Spain faces an economic outlook marked by the persistent rise in rental prices and the growing difficulty of saving. According to recently published data, housing inflation has exceeded 6% year-on-year in most capitals, and the household savings rate remains below pre-pandemic levels.
In this environment, the role of financial educators with a relatable approach is becoming more relevant. Millions of interactions on social media and a growing interest in books like Invest in Yourself, by Natalia de Santiago., prove this.
An example of this shift in mindset is the introduction of humor into finance: something that may seem outrageous at first glance, but that hooks without sacrificing depth. After the pandemic, the popularity of this content grew, pushing a population increasingly interested in understanding their finances in an enjoyable way.

How to identify "toxic debt" versus "debt that drives your growth"
Natalia de Santiago uses a powerful metaphor in her book: she compares debts to mushrooms. Some are like poisonous mushrooms: revolving credit cards or other consumer loans with high interest rates, which only worsen the financial problem. Others, meanwhile, can nourish: like a mortgage with an affordable rate or loans to start a business.
The key is to distinguish between toxic debt and productive debt. The former drains resources due to the high financial cost. The latter generates assets or long-term income. That "smart leverage" capability allows you to use other people's resources to build wealth or start a business without losing liquidity. Natalia reminds us that not every loan is bad; what's important is knowing whether it will be paid off with reasonable interest and if it creates real value.
Debt as leverage and the thoughtful role in your financial health
When a debt becomes an investment tool, it takes on strategic meaning. A well-calculated mortgage, whose monthly payment is manageable, can serve as a foundation for accumulating essential wealth for retirement. Regarding the Spanish pension system, de Santiago warns that you can't rely exclusively on what the State provides, since there are too many uncertainties and structural variables youtube. She recommends planning ahead, combining saving, investing, and smart debt to build solid financial independence.

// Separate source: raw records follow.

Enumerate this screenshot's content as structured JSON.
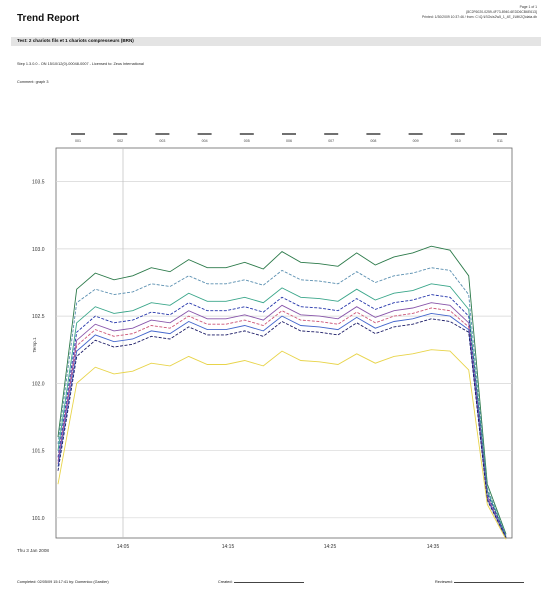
{
  "report": {
    "title": "Trend Report",
    "page": "Page 1 of 1",
    "doc_id": "{8C2F6020-0259-4F73-8940-6EDD6CB6E613}",
    "printed": "Printed: 1/30/2009 10:37:46 / from: C:\\Q-\\ISOs\\s2\\s5_1_4E_1\\Mt\\2Q\\data.db",
    "section_title": "Test: 2 chariots fils et 1 chariots compresseurs (BRN)",
    "info_line": "Step 1.3.0.0 - ON 15/10/12(0)-00048-0007 - Licensed to: Zeus International",
    "comment": "Comment: graph 3"
  },
  "footer": {
    "completed": "Completed: 02/05/09 15:17:41 by: Domenico (Gardier)",
    "created": "Created:",
    "reviewed": "Reviewed:"
  },
  "chart_data": {
    "type": "line",
    "title": "",
    "xlabel": "",
    "ylabel": "Temp.1",
    "date_label": "Thu 3 Jan 2008",
    "yticks": [
      "103.5",
      "103.0",
      "102.5",
      "102.0",
      "101.5",
      "101.0"
    ],
    "ylim": [
      100.85,
      103.75
    ],
    "xticks": [
      "14:05",
      "14:15",
      "14:25",
      "14:35"
    ],
    "top_labels": [
      "001",
      "002",
      "003",
      "004",
      "005",
      "006",
      "007",
      "008",
      "009",
      "010",
      "011"
    ],
    "grid": true,
    "x": [
      0,
      1,
      2,
      3,
      4,
      5,
      6,
      7,
      8,
      9,
      10,
      11,
      12,
      13,
      14,
      15,
      16,
      17,
      18,
      19,
      20,
      21,
      22,
      23,
      24
    ],
    "series": [
      {
        "color": "#2c7a4a",
        "values": [
          101.6,
          102.7,
          102.82,
          102.77,
          102.8,
          102.86,
          102.83,
          102.92,
          102.86,
          102.86,
          102.9,
          102.85,
          102.98,
          102.9,
          102.89,
          102.87,
          102.97,
          102.88,
          102.94,
          102.97,
          103.02,
          102.99,
          102.8,
          101.25,
          100.88
        ]
      },
      {
        "color": "#5a8fb0",
        "values": [
          101.55,
          102.6,
          102.7,
          102.66,
          102.68,
          102.74,
          102.72,
          102.8,
          102.74,
          102.74,
          102.77,
          102.73,
          102.84,
          102.77,
          102.76,
          102.74,
          102.83,
          102.75,
          102.8,
          102.82,
          102.86,
          102.84,
          102.66,
          101.22,
          100.87
        ]
      },
      {
        "color": "#3aa68a",
        "values": [
          101.5,
          102.45,
          102.57,
          102.52,
          102.54,
          102.6,
          102.58,
          102.67,
          102.61,
          102.61,
          102.64,
          102.6,
          102.71,
          102.64,
          102.63,
          102.61,
          102.7,
          102.62,
          102.67,
          102.69,
          102.74,
          102.72,
          102.55,
          101.2,
          100.86
        ]
      },
      {
        "color": "#2233aa",
        "values": [
          101.45,
          102.38,
          102.5,
          102.45,
          102.47,
          102.53,
          102.51,
          102.6,
          102.54,
          102.54,
          102.57,
          102.53,
          102.64,
          102.57,
          102.56,
          102.54,
          102.63,
          102.55,
          102.6,
          102.62,
          102.66,
          102.64,
          102.5,
          101.18,
          100.86
        ]
      },
      {
        "color": "#8855aa",
        "values": [
          101.42,
          102.32,
          102.44,
          102.39,
          102.41,
          102.47,
          102.45,
          102.54,
          102.48,
          102.48,
          102.51,
          102.47,
          102.58,
          102.51,
          102.5,
          102.48,
          102.57,
          102.49,
          102.54,
          102.56,
          102.6,
          102.58,
          102.45,
          101.16,
          100.85
        ]
      },
      {
        "color": "#cc5577",
        "values": [
          101.4,
          102.28,
          102.4,
          102.35,
          102.37,
          102.43,
          102.41,
          102.5,
          102.44,
          102.44,
          102.47,
          102.43,
          102.54,
          102.47,
          102.46,
          102.44,
          102.53,
          102.45,
          102.5,
          102.52,
          102.56,
          102.54,
          102.42,
          101.15,
          100.85
        ]
      },
      {
        "color": "#4466cc",
        "values": [
          101.38,
          102.24,
          102.36,
          102.31,
          102.33,
          102.39,
          102.37,
          102.46,
          102.4,
          102.4,
          102.43,
          102.39,
          102.5,
          102.43,
          102.42,
          102.4,
          102.49,
          102.41,
          102.46,
          102.48,
          102.52,
          102.5,
          102.4,
          101.14,
          100.85
        ]
      },
      {
        "color": "#1a1a66",
        "values": [
          101.35,
          102.2,
          102.32,
          102.27,
          102.29,
          102.35,
          102.33,
          102.42,
          102.36,
          102.36,
          102.39,
          102.35,
          102.46,
          102.39,
          102.38,
          102.36,
          102.45,
          102.37,
          102.42,
          102.44,
          102.48,
          102.46,
          102.38,
          101.13,
          100.85
        ]
      },
      {
        "color": "#e8d44a",
        "values": [
          101.25,
          102.0,
          102.12,
          102.07,
          102.09,
          102.15,
          102.13,
          102.2,
          102.14,
          102.14,
          102.17,
          102.13,
          102.24,
          102.17,
          102.16,
          102.14,
          102.22,
          102.15,
          102.2,
          102.22,
          102.25,
          102.24,
          102.1,
          101.1,
          100.84
        ]
      }
    ]
  }
}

This approach invites you to review key decisions: is it worth going into debt to buy a home if rents will continue to rise? Yes, if the loan improves your long-term position; no, if it compromises your budget due to current expenses.
Preparation for retirement: how to combine saving, investing, and debt to achieve peace of mind
The sustainability of the pension system in Spain is at risk. Life expectancy at retirement is already around 23 years (23 años), which puts greater pressure on the State. De Santiago believes that many young people aren't aware of how soon they need to start saving.
To compensate, she recommends mechanisms such as an emergency fund—ideally equivalent to three to six months of salary—and additional resources: directing the tax-deductible portion of the pension plan to investment, and spreading out withdrawals to avoid falling into the highest income tax brackets.

She adds that it's advisable to reinvest the tax savings obtained to increase the available capital thanks to compound interest elconfidencial.com. Combining this with some strategic debt—for example, a mortgage with a fixed payment—can bring order and financial peace of mind.
Advice from Natalia de Segura
The advice on debts isn't the only thing Natalia de Segura gives. In other articles, we've explained how to save if you have a salary that doesn't reach 2,000 euros and how to save and invest if you are between 20 and 40 years old. In an environment of high rents, pension uncertainty, and an economy that demands adaptability, learning to distinguish between toxic debt and financed investment becomes a key skill. Moving away from the dichotomy "all debt is bad" allows you to better understand when and how to use credit as leverage for long-term growth and stability.
This approach, sometimes uncommon, manages to convince: both because of the clarity of the examples and the humor contained in her way of communicating and the strength of her strategic message.